Enduring Windows 10 Hangover

Enduring Windows 10 Hangover

It’s interesting and perhaps a bit puzzling. For “compatibility reasons” — some having to do with browsing the Web — Windows 11 has long reported itself as a kind of Windows 10. Indeed, one must examine Build numbers, mostly, to figure out which version of Windows is really driving the bus. To see this enduring Windows 10 hangover try this string in PowerShell:

[System.Environment]::OSVersion.Version

You can, of course, get the real skinny by running winver.exe, or a more nuanced Get-ItemProperty command in PowerShell:

Get-ItemProperty "HKLM:\SOFTWARE\Microsoft\Windows NT\CurrentVersion" | Select-Object DisplayVersion, EditionID, CurrentBuild

You can see the results of these two commands in this blog post’s lead-in graphic. It still shows my production Windows 11 PC (Build 26200) with a Major version number of “10,” while the Get-ItemProperly output shows the “real deal” on this machine.

Will Enduring Windows 10 Hangover Get Fixed?

Now that Windows 10 is past its End of Service date, will MS fix this strange reporting practice? Probably not. There are reasons upon reasons why this reporting quirk is likely to remain unaltered.

The whole compatibility thing is HUGE: lots of driver models, apps and applications, and enterprise tools assume that Windows 10 is the end-all and be-all for modern Windows versions. Indeed, it’s much, much more than a browser user-agent assumption.
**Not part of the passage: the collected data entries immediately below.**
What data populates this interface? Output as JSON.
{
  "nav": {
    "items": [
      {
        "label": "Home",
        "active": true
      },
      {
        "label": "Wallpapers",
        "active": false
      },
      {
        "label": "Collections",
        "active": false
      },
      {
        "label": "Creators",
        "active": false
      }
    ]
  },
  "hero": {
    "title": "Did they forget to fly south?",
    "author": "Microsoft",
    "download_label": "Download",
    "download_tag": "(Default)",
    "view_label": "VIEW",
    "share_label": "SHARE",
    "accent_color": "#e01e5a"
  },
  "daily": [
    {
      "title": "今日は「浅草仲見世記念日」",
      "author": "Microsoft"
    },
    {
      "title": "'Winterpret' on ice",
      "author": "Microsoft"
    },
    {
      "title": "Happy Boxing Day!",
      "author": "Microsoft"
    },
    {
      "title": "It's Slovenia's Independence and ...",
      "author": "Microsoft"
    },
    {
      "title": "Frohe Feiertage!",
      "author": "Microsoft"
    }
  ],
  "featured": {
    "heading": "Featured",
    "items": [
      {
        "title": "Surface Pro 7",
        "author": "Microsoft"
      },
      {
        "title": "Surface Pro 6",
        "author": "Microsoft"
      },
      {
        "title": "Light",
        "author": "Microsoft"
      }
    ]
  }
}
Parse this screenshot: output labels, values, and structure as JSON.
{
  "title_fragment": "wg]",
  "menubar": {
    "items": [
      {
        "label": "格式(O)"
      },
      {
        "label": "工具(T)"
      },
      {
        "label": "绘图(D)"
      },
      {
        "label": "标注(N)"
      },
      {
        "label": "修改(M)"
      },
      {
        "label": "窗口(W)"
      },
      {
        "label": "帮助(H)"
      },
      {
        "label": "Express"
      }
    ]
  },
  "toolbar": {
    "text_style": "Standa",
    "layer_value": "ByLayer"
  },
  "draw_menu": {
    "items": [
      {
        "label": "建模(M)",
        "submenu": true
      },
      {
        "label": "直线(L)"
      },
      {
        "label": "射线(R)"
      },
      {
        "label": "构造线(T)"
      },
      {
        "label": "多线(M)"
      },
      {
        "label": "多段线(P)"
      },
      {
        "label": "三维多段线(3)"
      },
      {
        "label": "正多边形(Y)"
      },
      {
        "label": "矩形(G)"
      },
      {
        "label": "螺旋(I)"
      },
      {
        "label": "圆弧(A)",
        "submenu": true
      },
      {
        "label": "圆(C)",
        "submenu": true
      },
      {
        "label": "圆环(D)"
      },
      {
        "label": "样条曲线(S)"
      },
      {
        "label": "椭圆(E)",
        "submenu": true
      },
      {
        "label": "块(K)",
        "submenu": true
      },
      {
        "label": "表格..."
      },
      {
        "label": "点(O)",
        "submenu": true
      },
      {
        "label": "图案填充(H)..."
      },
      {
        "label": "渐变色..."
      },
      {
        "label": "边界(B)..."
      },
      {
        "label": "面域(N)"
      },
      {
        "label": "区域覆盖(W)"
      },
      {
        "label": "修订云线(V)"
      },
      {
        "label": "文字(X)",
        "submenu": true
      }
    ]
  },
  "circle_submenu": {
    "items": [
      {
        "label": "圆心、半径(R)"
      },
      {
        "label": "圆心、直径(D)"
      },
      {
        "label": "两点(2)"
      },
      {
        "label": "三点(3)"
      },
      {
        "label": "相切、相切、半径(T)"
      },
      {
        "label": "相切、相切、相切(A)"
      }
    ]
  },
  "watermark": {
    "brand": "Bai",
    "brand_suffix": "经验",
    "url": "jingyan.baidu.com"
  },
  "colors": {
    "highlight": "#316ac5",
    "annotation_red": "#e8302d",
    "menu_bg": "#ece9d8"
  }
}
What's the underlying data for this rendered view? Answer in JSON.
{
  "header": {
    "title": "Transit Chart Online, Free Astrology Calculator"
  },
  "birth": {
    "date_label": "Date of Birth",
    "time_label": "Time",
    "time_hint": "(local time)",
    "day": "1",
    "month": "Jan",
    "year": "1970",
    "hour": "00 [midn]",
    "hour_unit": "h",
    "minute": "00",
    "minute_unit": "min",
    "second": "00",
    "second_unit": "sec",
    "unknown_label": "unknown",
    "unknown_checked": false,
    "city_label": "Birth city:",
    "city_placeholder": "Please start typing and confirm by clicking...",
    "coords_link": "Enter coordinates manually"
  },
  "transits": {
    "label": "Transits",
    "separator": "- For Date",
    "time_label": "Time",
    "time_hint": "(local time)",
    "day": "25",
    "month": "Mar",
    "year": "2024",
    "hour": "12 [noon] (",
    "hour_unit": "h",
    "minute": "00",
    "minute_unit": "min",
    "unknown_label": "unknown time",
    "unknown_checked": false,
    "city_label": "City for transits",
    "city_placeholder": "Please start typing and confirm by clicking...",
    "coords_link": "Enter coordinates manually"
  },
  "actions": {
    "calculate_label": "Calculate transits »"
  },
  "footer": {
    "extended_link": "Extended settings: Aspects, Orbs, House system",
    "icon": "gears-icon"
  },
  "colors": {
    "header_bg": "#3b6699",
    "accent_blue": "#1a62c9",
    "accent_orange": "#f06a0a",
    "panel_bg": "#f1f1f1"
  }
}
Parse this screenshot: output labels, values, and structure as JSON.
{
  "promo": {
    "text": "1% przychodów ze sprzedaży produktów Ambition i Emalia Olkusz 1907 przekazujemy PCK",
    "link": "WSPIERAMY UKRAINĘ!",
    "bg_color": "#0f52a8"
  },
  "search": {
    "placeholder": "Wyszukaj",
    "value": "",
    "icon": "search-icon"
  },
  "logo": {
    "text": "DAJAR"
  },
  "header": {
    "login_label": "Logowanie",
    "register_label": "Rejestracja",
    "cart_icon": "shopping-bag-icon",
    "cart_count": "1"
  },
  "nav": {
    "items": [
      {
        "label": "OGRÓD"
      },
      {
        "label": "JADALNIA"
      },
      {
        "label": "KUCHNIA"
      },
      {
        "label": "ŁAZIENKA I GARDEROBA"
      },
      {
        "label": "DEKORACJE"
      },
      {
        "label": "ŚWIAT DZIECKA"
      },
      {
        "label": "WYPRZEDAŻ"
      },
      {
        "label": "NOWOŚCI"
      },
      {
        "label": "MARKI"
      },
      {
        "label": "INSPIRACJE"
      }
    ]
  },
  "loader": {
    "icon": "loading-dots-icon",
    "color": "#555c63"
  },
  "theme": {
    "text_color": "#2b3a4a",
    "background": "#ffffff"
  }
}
According to Copilot, “enterprise environments rely on registry keys such as ProductName and ReleaseId for automation,” so “those keys are often left untouched in Insider Builds to avoid disrupting telemetry and deployment pipelines.”

Hence the following, also from PowerShell using this command sequence:

Get-ComputerInfo | Select-Object WindowsProductName, WindowsVersion, OsBuildNumber

Notice that my Production Win11 system reports in this command as Windows 10 Pro, version 2009, with correct build number.

At least, I now know why this apparent misreporting occurs, and understand that it’s for good cause. Here in Windows-World there are plenty of apparent mysteries whose simple explanations lie in the many twists and turns in Windows history. This is one of those, I reckon.